Architects Really Ought To Know How To Swim

He put on his yellow hat. It was his because he had borrowed it from a friend long ago and never given it back. The friend, no longer in contact with the man who just put on what used to be his own yellow hat, has forgotten that he ever owned such a hat. To complicate matters, the original owner of the hat, the former friend who has forgotten all about the yellow hat, never really cared much for the hat. Now, the man who has just put on the yellow hat, the one who the hat, arguably, belongs to now, he decides he no longer cares for the hat either. He takes it off and sets it on a chair. The chair is blue. He bought it at a garage sale three summers ago. The former owner was a cop. The cop had purchased the chair from an architect. The architect had actually designed the chair himself, though he was unhappy with the results. As a result of this unhappiness, his blue chair, the architect’s, now has a yellow hat sitting atop it.

The architect died in a boating accident. He saw a fish in the water, leapt in after it, recalled that he had never learned to swim, and then drowned. It was deemed a tragedy by his family, an unfortunate accident by his colleagues, and a minor if somewhat comical event to everybody else. His boat, the architect’s, was designed by a man named Benson. Benson collected frogs. His favorite frog was named Tile. Tile was from Brazil. Benson thought Tile might mean something in Portugeuse, but he never bothered to check.

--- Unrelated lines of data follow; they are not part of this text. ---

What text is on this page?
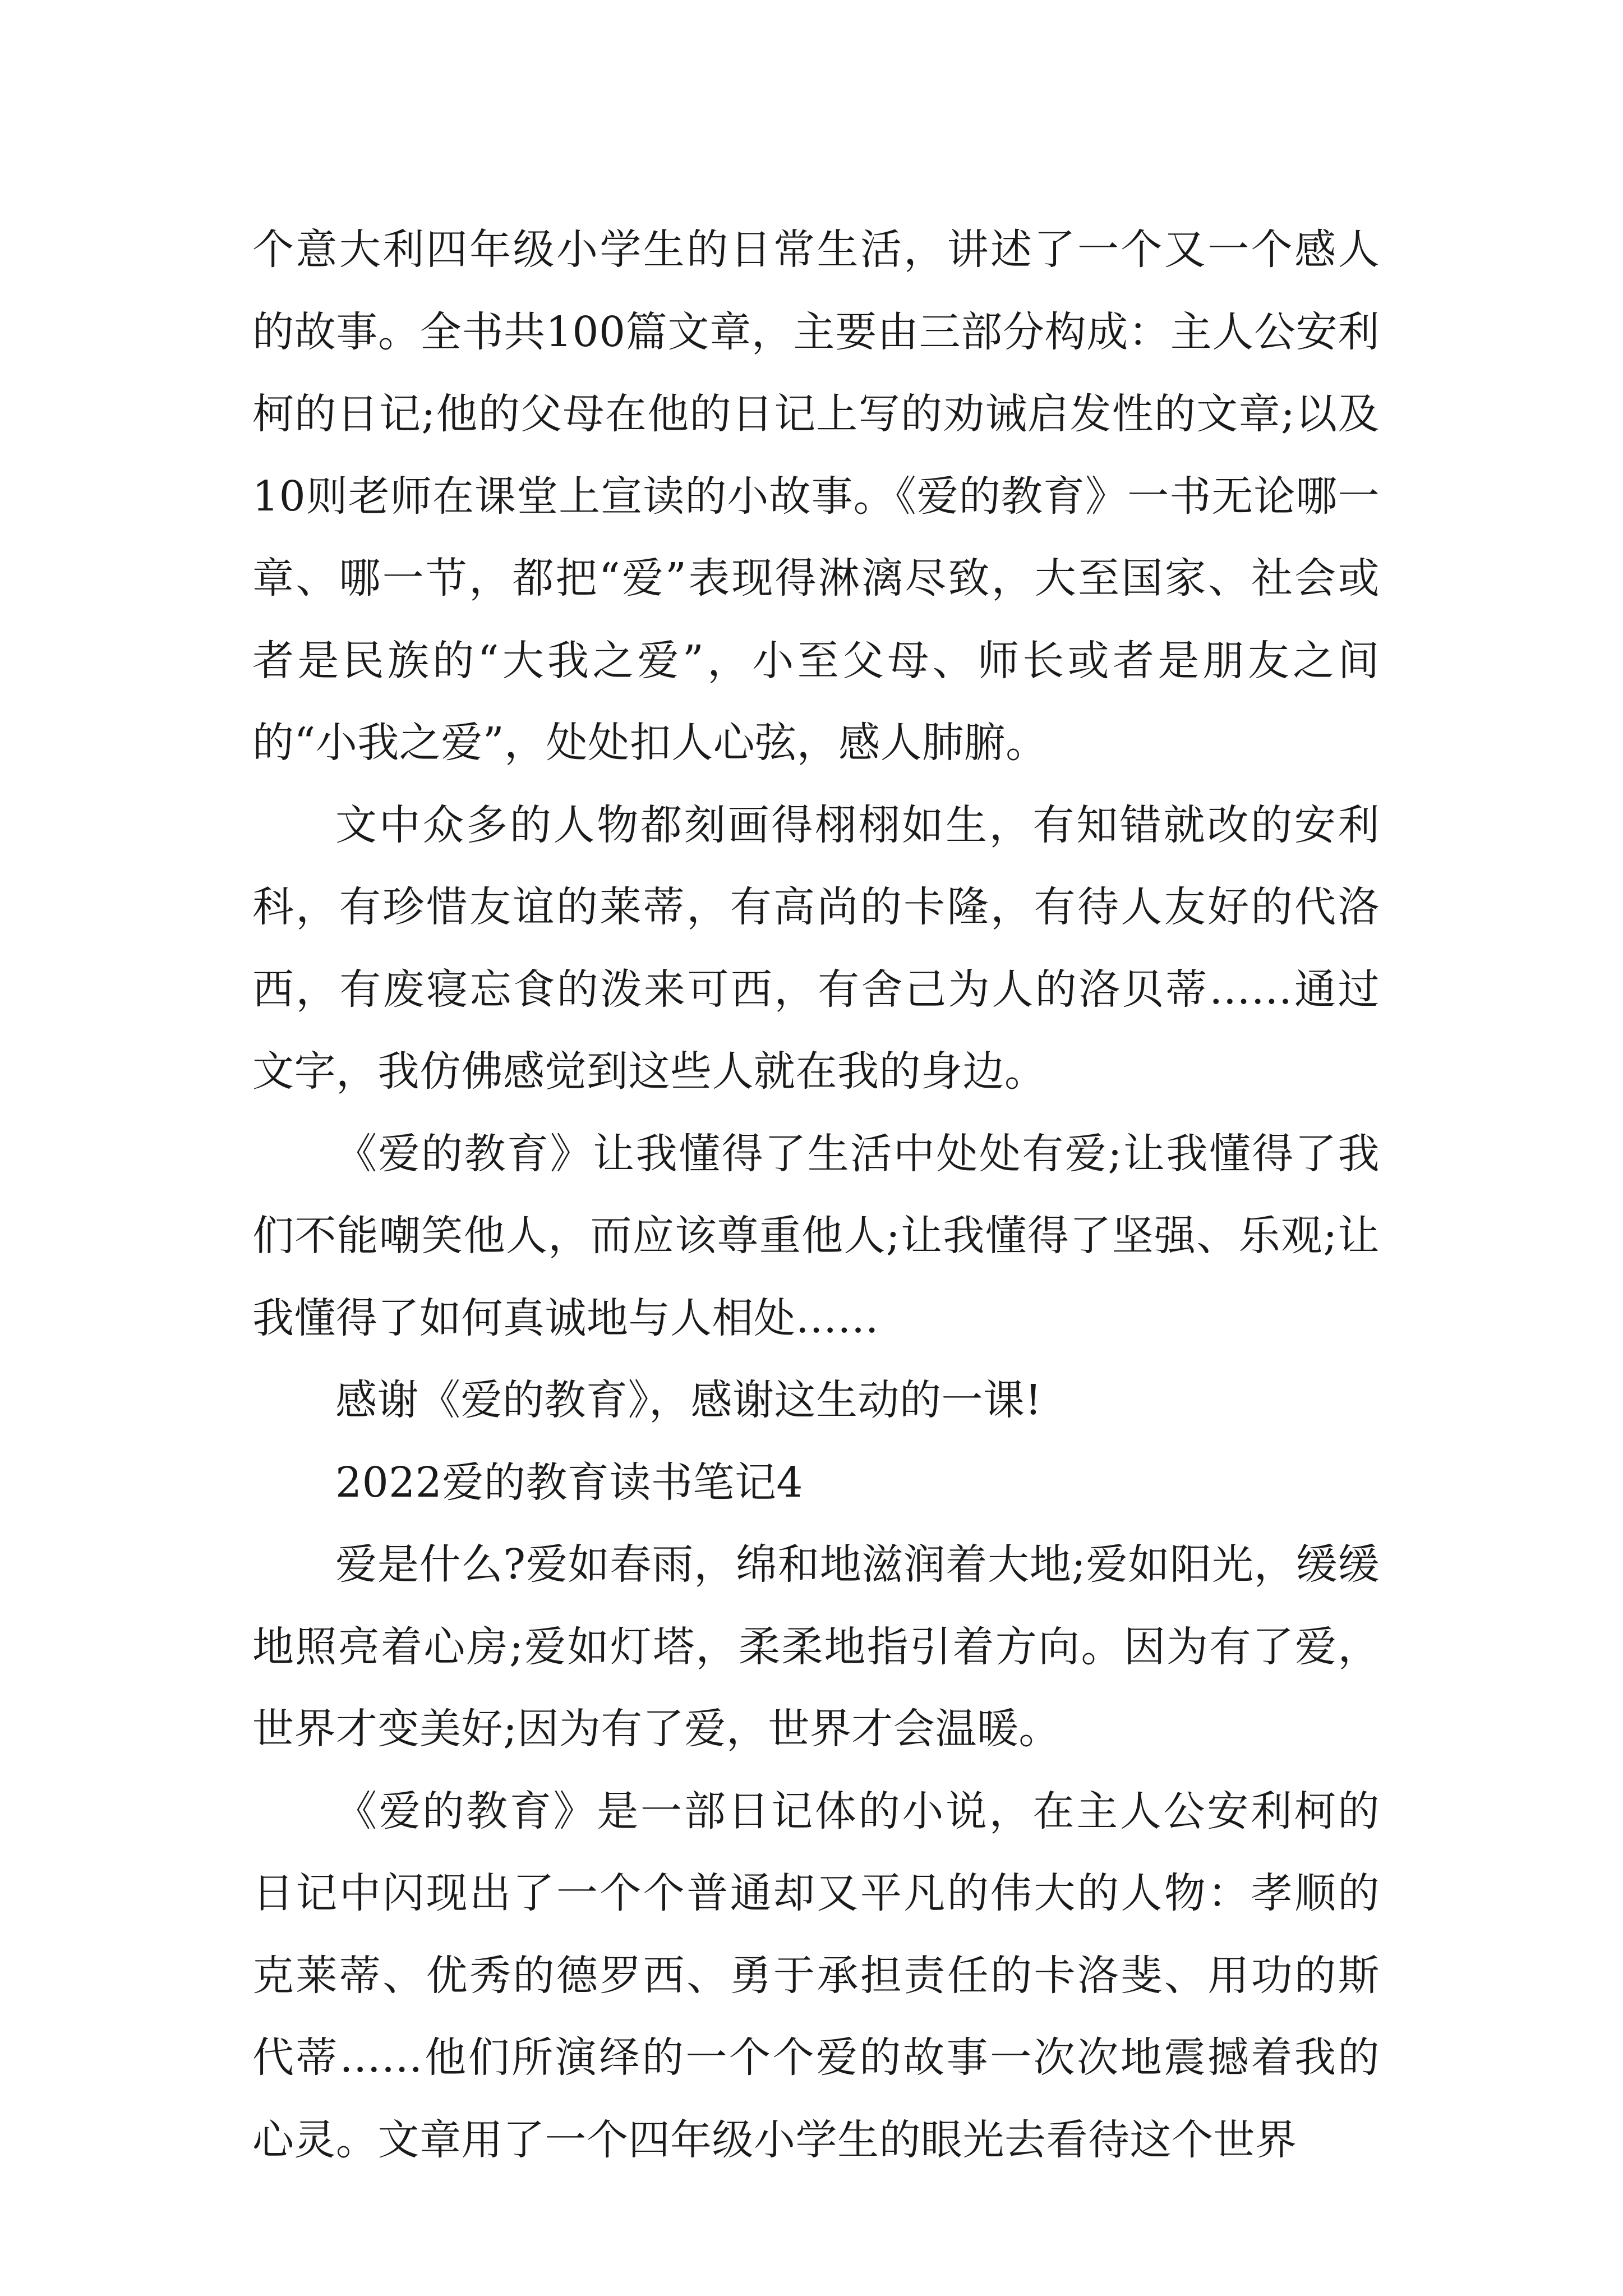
个意大利四年级小学生的日常生活，讲述了一个又一个感人的故事。全书共100篇文章，主要由三部分构成：主人公安利柯的日记;他的父母在他的日记上写的劝诫启发性的文章;以及10则老师在课堂上宣读的小故事。《爱的教育》一书无论哪一章、哪一节，都把“爱”表现得淋漓尽致，大至国家、社会或者是民族的“大我之爱”，小至父母、师长或者是朋友之间的“小我之爱”，处处扣人心弦，感人肺腑。

文中众多的人物都刻画得栩栩如生，有知错就改的安利科，有珍惜友谊的莱蒂，有高尚的卡隆，有待人友好的代洛西，有废寝忘食的泼来可西，有舍己为人的洛贝蒂……通过文字，我仿佛感觉到这些人就在我的身边。

《爱的教育》让我懂得了生活中处处有爱;让我懂得了我们不能嘲笑他人，而应该尊重他人;让我懂得了坚强、乐观;让我懂得了如何真诚地与人相处……

感谢《爱的教育》，感谢这生动的一课!

2022爱的教育读书笔记4

爱是什么?爱如春雨，绵和地滋润着大地;爱如阳光，缓缓地照亮着心房;爱如灯塔，柔柔地指引着方向。因为有了爱，世界才变美好;因为有了爱，世界才会温暖。

《爱的教育》是一部日记体的小说，在主人公安利柯的日记中闪现出了一个个普通却又平凡的伟大的人物：孝顺的克莱蒂、优秀的德罗西、勇于承担责任的卡洛斐、用功的斯代蒂……他们所演绎的一个个爱的故事一次次地震撼着我的心灵。文章用了一个四年级小学生的眼光去看待这个世界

The architect was born in Portugal. His wife was not. She is a widow now, though she no longer wears black. In fact, her friends have been impressed by the range of color she has introduced into her wardrobe. One friend in particular, Peg, thinks that she looks ten years younger as a result of the colorful garments she has adopted.

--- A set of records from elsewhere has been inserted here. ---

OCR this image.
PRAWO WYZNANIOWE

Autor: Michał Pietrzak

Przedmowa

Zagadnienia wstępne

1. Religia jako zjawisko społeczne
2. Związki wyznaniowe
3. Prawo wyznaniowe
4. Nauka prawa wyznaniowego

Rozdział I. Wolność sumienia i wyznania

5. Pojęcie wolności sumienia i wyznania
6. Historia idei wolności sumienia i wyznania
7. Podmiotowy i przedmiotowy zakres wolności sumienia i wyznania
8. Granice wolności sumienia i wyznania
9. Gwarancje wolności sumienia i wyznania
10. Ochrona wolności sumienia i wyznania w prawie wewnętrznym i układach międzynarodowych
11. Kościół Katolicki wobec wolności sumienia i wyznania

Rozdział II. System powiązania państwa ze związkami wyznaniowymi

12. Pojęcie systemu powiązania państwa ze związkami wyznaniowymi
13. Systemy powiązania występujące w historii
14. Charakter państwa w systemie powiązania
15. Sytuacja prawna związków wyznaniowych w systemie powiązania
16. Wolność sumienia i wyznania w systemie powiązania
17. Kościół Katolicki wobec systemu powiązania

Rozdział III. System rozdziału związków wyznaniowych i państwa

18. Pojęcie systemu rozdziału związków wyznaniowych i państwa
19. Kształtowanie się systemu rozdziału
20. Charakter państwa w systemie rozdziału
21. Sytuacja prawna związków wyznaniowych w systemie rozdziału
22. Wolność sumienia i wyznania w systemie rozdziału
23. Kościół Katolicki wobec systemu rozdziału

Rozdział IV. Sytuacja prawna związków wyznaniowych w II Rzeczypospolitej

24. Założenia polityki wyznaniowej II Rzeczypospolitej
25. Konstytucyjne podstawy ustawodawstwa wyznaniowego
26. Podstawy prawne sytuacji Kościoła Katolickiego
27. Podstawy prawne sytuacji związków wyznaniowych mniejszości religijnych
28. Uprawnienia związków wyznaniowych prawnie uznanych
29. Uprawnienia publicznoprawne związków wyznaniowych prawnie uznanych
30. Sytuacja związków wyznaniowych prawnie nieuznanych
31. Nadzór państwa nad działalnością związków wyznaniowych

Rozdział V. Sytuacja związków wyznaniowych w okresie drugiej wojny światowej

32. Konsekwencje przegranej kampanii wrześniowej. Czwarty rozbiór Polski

Peg was herself adopted. Her real name is Leg. Leg was born to two Guatemalan immigrants living in Ridgefield Park, NJ. They commuted to work and were deeply, if dispassionately, in love with one another. When Leg came along, they decided they ought to give her up. When they brought her to the adoption agency they dressed her in an orange dress. “Here,” they said, handing over Leg. The woman at the agency looked at them suspiciously. “What’s her name?” “Leg,” they replied, but the woman at the agency misheard. “Peg, that’s a nice name, my sister’s named Peg.”

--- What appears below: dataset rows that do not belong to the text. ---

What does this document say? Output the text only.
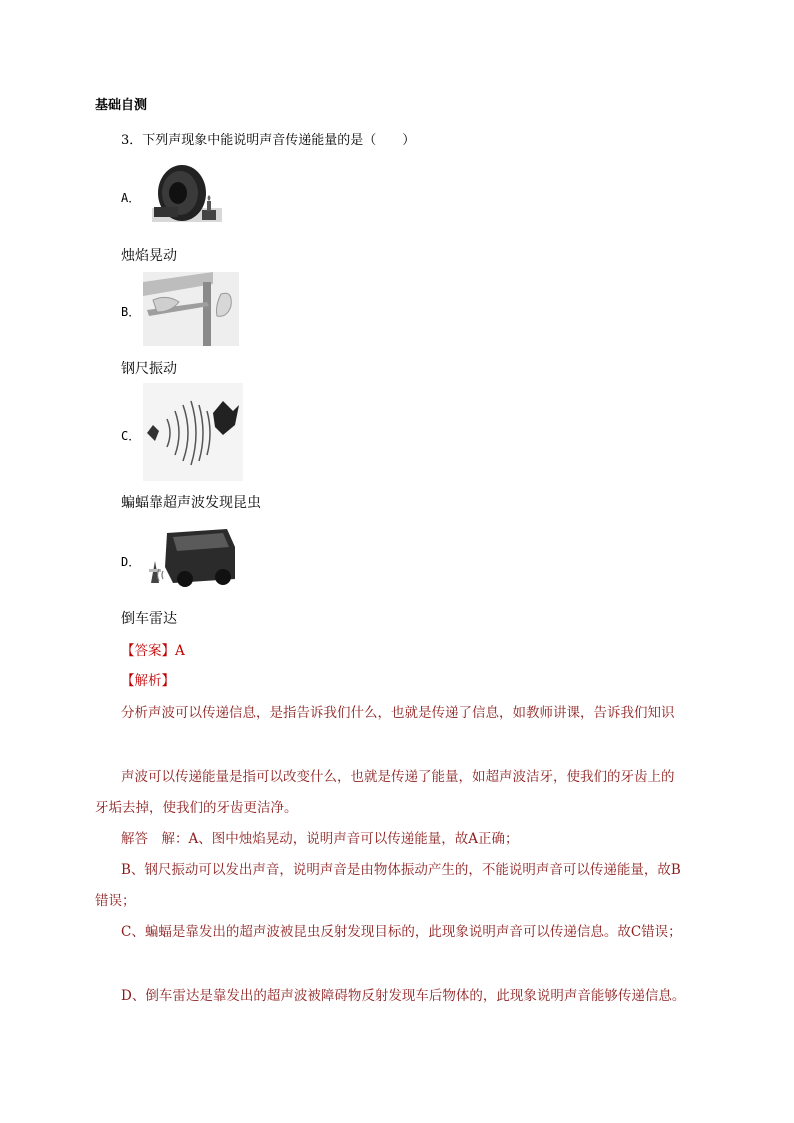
基础自测
3．下列声现象中能说明声音传递能量的是（　　）
A．
烛焰晃动
B．
钢尺振动
C．
蝙蝠靠超声波发现昆虫
D．
倒车雷达
【答案】A
【解析】
分析声波可以传递信息，是指告诉我们什么，也就是传递了信息，如教师讲课，告诉我们知识
声波可以传递能量是指可以改变什么，也就是传递了能量，如超声波洁牙，使我们的牙齿上的
牙垢去掉，使我们的牙齿更洁净。
解答　解：A、图中烛焰晃动，说明声音可以传递能量，故A正确；
B、钢尺振动可以发出声音，说明声音是由物体振动产生的，不能说明声音可以传递能量，故B
错误；
C、蝙蝠是靠发出的超声波被昆虫反射发现目标的，此现象说明声音可以传递信息。故C错误；
D、倒车雷达是靠发出的超声波被障碍物反射发现车后物体的，此现象说明声音能够传递信息。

Peg, the sister, is malnourished. She looks terrible. Her cheeks are sunken and colorless, her eyes are bulging nearly out of her head, and her breasts have shriveled to nothing but nipples, little drooping gray buttons that stain the bars of her chest. She is tired too, all the time. She can’t ever seem to sleep enough. Her husband, Lisbon, works inside of a massive machine. When people ask him what he does he says, “I work inside of a massive machine,” and generally people nod at this response as if it were a reasonable explanation, which it is. The machine that Lisbon works inside of is owned by a fellow with a peculiar gait. People are always commenting on the peculiarity of his gait. His response:

Yes, I know, but that’s simply the way I was made.

People always shake their head at this as if it were an unreasonable response, which it is. He then drops his head in shame and shuffles off, fleeing from the unsympathetic eyes of the others. It is all really quite sad.